Nadine Maenza, die stellvertretende Vorsitzende des USCIRF sagte in einem Gespräch mit Al-Monitor, es sei bemerkenswert, wie die Selbstverwaltung von Nord- und Ostsyrien eine Regierung geschaffen habe, die "die Toleranz für Religionsfreiheit in der Nachbarschaft, in der sie sich befinden, betont. Es ist ein Ort, der ein Zufluchtsort für religiöse Minderheiten sein könnte... um ihren Glauben auszuüben".
Die Kommission fordert in ihrem Bericht, Druck auf die Türkei auszuüben, damit sie einen Zeitplan für ihren Rückzug aus Syrien vorgibt und gleichzeitig sicherstellt, dass weder ihre militärischen Verbündeten noch andere islamistische Gruppen ihr Kontrollgebiet im Nordosten Syriens ausweiten, religiöse und ethnische Säuberungen in diesem Gebiet durchführen oder auf andere Weise die Rechte gefährdeter religiöser und ethnischer Minderheiten dort missbrauchen.

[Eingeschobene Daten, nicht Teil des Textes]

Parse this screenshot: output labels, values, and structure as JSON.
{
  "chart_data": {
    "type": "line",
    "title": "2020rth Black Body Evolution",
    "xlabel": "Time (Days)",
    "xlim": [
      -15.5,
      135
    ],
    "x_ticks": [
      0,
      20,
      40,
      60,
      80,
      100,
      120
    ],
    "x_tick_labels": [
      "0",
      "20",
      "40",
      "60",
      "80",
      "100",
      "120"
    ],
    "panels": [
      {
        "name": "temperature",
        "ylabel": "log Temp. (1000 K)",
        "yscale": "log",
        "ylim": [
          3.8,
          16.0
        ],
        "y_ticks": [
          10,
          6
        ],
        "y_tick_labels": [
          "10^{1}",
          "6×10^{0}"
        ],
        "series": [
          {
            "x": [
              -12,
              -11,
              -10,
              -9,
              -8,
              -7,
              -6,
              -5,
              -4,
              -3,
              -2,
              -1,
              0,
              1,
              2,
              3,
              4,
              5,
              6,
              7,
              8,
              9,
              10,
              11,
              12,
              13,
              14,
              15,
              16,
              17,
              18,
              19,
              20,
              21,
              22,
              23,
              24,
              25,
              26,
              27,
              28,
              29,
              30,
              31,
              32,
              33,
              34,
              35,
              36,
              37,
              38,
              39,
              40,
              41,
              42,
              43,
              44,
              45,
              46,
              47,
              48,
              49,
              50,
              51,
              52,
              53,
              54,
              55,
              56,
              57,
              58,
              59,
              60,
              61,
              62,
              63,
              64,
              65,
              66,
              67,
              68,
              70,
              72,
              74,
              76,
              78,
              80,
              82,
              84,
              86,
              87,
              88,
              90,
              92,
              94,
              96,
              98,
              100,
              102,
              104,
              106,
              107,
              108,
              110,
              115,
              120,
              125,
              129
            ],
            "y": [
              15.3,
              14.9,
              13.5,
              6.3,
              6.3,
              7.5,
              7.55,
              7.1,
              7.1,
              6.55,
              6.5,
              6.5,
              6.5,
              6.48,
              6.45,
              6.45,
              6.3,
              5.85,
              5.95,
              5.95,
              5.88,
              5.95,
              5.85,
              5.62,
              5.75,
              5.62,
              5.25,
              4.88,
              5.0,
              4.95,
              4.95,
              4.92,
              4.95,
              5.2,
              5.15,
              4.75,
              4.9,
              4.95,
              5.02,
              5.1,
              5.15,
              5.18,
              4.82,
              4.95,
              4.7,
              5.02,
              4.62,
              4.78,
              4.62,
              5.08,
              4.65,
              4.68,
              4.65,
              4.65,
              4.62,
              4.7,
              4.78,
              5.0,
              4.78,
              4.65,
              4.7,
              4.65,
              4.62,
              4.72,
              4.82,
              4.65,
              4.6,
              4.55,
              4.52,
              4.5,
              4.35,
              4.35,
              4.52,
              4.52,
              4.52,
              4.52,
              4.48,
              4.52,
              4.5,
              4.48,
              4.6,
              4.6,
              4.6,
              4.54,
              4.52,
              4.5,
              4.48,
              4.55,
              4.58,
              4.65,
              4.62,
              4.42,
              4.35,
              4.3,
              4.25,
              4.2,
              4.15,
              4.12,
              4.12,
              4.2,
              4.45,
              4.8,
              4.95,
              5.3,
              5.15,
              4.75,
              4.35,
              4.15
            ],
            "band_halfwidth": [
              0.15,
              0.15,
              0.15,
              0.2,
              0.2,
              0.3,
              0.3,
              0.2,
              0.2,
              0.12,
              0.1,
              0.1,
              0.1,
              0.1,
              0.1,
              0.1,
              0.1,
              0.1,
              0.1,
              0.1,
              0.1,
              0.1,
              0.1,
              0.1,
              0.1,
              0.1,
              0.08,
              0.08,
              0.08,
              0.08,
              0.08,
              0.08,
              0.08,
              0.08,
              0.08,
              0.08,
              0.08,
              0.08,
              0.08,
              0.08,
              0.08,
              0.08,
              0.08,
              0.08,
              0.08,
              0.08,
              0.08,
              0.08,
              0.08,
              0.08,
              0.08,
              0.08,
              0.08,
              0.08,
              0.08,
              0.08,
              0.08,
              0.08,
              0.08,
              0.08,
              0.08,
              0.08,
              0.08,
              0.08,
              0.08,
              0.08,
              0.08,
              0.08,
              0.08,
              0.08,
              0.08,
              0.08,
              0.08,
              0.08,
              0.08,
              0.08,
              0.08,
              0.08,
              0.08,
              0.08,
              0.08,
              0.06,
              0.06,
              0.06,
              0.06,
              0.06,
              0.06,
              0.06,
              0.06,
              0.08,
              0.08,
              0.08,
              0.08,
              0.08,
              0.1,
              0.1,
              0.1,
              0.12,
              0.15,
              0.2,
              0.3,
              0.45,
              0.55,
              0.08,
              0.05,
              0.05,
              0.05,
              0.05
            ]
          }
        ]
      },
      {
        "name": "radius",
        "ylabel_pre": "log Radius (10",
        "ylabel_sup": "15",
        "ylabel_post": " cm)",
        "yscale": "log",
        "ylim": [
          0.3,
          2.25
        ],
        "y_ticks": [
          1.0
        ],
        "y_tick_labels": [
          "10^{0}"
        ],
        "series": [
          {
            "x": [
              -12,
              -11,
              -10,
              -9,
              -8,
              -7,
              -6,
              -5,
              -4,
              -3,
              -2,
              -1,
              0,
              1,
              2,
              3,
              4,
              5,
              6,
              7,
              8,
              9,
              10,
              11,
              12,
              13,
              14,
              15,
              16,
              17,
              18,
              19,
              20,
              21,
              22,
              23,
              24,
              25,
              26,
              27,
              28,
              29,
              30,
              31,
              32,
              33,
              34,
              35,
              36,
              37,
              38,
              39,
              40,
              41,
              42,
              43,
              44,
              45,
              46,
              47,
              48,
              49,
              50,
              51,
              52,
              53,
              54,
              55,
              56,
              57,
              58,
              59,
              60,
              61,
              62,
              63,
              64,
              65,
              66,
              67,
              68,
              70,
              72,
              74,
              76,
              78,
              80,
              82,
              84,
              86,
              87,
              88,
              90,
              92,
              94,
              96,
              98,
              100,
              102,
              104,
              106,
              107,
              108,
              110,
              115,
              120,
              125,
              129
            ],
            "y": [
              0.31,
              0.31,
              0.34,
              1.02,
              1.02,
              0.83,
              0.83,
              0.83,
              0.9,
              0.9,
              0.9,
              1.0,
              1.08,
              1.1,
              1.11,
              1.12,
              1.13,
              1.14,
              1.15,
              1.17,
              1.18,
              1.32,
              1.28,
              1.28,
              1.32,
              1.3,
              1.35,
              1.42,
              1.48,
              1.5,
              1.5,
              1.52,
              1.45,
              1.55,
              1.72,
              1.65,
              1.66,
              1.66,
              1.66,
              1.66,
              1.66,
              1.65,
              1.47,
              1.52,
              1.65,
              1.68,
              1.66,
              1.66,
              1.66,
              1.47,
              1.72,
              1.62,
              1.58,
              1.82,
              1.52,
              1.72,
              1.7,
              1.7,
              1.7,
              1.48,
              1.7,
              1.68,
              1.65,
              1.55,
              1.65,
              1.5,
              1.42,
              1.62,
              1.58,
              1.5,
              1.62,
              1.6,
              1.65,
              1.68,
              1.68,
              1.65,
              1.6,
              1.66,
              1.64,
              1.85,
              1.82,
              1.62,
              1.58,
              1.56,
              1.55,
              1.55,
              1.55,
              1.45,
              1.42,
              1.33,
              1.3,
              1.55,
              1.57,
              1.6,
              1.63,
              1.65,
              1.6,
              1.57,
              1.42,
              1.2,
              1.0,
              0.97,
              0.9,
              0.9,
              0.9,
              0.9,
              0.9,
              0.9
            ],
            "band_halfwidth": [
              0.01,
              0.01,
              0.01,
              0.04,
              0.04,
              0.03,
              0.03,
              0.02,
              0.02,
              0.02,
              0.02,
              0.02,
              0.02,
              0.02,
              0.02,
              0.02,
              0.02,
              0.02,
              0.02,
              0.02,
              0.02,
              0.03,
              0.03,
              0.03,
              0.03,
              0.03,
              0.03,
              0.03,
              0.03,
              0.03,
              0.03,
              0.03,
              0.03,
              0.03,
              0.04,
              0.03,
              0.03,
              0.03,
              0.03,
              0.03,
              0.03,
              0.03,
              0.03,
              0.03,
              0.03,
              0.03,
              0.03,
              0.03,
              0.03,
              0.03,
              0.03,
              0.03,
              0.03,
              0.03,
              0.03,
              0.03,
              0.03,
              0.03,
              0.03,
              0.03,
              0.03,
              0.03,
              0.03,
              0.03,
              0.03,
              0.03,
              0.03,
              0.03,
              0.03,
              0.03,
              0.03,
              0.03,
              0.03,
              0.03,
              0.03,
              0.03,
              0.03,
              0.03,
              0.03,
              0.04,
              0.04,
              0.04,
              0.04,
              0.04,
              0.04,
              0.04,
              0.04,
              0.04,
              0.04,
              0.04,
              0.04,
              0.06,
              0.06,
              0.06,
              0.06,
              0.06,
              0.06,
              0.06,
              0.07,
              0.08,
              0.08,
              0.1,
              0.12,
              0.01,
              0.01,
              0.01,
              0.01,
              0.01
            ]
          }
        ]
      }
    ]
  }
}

Im Weiteren wird die Unterstützung der Selbstverwaltung durch die USA sowie die Ausnahme der Sanktionen gegen Syrien für die Gebiete der Selbstverwaltung gefordert. Außerdem sollten NGOs und internationalen Partner gefördert werden, die Hilfsprojekte in der Region durchführen wollen.
Vor diesem Hintergrund ist es dringend erforderlich, dass auch die Bundesregierung endlich ihre einseitige, die Türkei unterstützende Syrienpolitik revidiert.